Configure the comma separated values (CSV) data reader in the business object configuration file to modify the way data is read from CSV source files. You might want to change the default settings of the CSV data reader to better work with the format of your existing source data.

The CSV data reader reads and processes data from an input CSV file one line at a time. Each line in the CSV file must have the same data structure. The data read from the CSV file can be mapped to a WebSphere Commerce business object by using a business object configuration file. Using the configuration file, each column of data in the input CSV file is mapped directly to a property of a WebSphere Commerce business object.

Procedure

  1. Open the wc-loader-<object>.xml configuration file in edit mode. A sample of this file is located in the WC_installdir/samples/DataLoad/Catalog directory.
  2. Find the <_config:DataReader> element.
  3. Add the following optional parameters inside the <_config:DataReader> tag:
    lineDelimiter
    Specifies the line separator character or record separator character.
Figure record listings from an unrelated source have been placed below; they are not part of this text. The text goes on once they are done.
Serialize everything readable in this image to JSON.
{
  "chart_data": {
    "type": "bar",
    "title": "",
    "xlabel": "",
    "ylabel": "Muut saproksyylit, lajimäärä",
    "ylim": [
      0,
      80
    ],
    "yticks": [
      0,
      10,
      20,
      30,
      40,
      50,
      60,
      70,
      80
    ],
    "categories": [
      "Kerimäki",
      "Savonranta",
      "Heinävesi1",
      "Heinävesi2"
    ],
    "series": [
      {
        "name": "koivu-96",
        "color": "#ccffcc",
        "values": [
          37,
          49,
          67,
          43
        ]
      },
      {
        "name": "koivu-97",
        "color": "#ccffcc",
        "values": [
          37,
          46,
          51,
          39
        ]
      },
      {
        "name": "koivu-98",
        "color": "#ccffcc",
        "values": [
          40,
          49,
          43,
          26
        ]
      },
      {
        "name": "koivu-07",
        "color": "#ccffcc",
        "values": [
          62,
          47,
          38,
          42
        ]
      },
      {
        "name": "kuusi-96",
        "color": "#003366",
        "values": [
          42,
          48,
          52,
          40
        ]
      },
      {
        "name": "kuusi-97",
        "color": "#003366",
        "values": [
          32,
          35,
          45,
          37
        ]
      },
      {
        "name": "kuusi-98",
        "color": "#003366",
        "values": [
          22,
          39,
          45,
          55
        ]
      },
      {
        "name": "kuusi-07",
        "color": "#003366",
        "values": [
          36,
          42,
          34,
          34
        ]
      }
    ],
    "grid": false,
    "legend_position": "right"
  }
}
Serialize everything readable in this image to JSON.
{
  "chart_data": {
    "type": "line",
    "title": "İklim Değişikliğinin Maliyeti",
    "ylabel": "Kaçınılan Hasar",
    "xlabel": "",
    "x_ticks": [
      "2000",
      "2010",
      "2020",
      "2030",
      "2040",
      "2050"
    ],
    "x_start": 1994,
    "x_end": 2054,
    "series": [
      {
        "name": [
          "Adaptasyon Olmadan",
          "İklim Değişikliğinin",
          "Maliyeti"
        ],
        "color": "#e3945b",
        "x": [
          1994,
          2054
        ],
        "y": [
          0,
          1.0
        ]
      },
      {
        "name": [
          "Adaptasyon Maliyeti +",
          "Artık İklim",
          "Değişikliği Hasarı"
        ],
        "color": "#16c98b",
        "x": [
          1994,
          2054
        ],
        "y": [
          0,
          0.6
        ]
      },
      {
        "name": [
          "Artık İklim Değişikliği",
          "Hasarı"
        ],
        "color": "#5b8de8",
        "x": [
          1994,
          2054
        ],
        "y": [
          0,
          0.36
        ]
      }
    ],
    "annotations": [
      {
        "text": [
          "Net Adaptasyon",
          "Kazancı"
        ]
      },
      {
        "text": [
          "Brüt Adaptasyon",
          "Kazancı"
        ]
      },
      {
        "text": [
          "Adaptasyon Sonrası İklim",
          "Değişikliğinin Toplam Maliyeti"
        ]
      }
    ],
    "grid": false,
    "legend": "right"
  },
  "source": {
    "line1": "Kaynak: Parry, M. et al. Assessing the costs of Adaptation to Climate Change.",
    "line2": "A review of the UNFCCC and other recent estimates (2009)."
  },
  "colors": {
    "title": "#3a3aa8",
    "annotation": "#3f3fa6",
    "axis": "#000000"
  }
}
The default value is the new line character. The lineDelimiter character cannot appear in the content of a token unless enclosed within the tokenValueDelimiter character.
    tokenDelimiter
    Specifies the token separator character for one record. The default is the comma character (,).
    tokenValueDelimiter
    Specifies the string separator character. The tokenValueDelimiter is used to indicate the beginning and the end of a string. The default tokenValueDelimiter character is the double quotation mark ("). For example, the following token containing commas can be used for a catalog entry short description:
    "Men's fashions for business, casual, and formal occasions"
    Note: If you are editing your file with a plain text editor, use the tokenValueDelimiter when your token contains special characters, such as the tokenDelimiter character or the tokenValueDelimiter itself. To use the tokenValueDelimiter character within the token, you must use two tokenValueDelimiter characters. For example, the following token containing commas and quotation marks can be used for a catalog entry short description:
    "Men's fashions for ""business"", ""casual"", and ""formal"" occasions."
    The output will look like this:
    Men's fashions for "business", "casual", and "formal" occasions.
    These usages of the tokenValueDelimeter apply only when you are using a plain text editor to edit your file.
    charset
    Specifies the character set of the CSV file. The default character set is UTF-8.
    firstLineIsHeader
    Indicates that the first line in the CSV file is column header information. Use this instead for providing the column mappings in the <_config: Data> element in the wc-loader-<object>.xml configuration file. The default value is false.
    useHeaderAsColumnName
    Indicates that the first line in the CSV file will be used as column information. The default value for useHeaderAsColumnName is false. There are four possible combinations of the firstLineIsHeader and useHeaderAsColumnName parameters:
    1. firstLineIsHeader = "false" and useHeaderAsColumnName = "false". In this case, the column mappings in the wc-loader-<object>.xml configuration file is mandatory.
    2. firstLineIsHeader = "false" and useHeaderAsColumnName = "true". In this case, the useHeaderAsColumnName flag is ignored and the column mapping is mandatory.
    3. firstLineIsHeader = "true" and useHeaderAsColumnName = "false". In this case, the column mapping configuration is optional. If the column mapping configuration is defined in the wc-loader-<object>.xml configuration file, use the column mapping configuration. If not, use the CSV header for the column names.
    4. firstLineIsHeader = "true" and useHeaderAsColumnName = "true". In this case, the column mapping configuration will be ignored and always use the CSV header for the column names.
  4. Save and close the file.

Example

The following code snippet demonstrates how to use the parameters, using all default values:
<_config:DataReader lineDelimiter="\n" tokenDelimiter="," tokenValueDelimiter='"' 
charset="UTF-8" firstLineIsHeader="false" useHeaderAsColumnName="false" />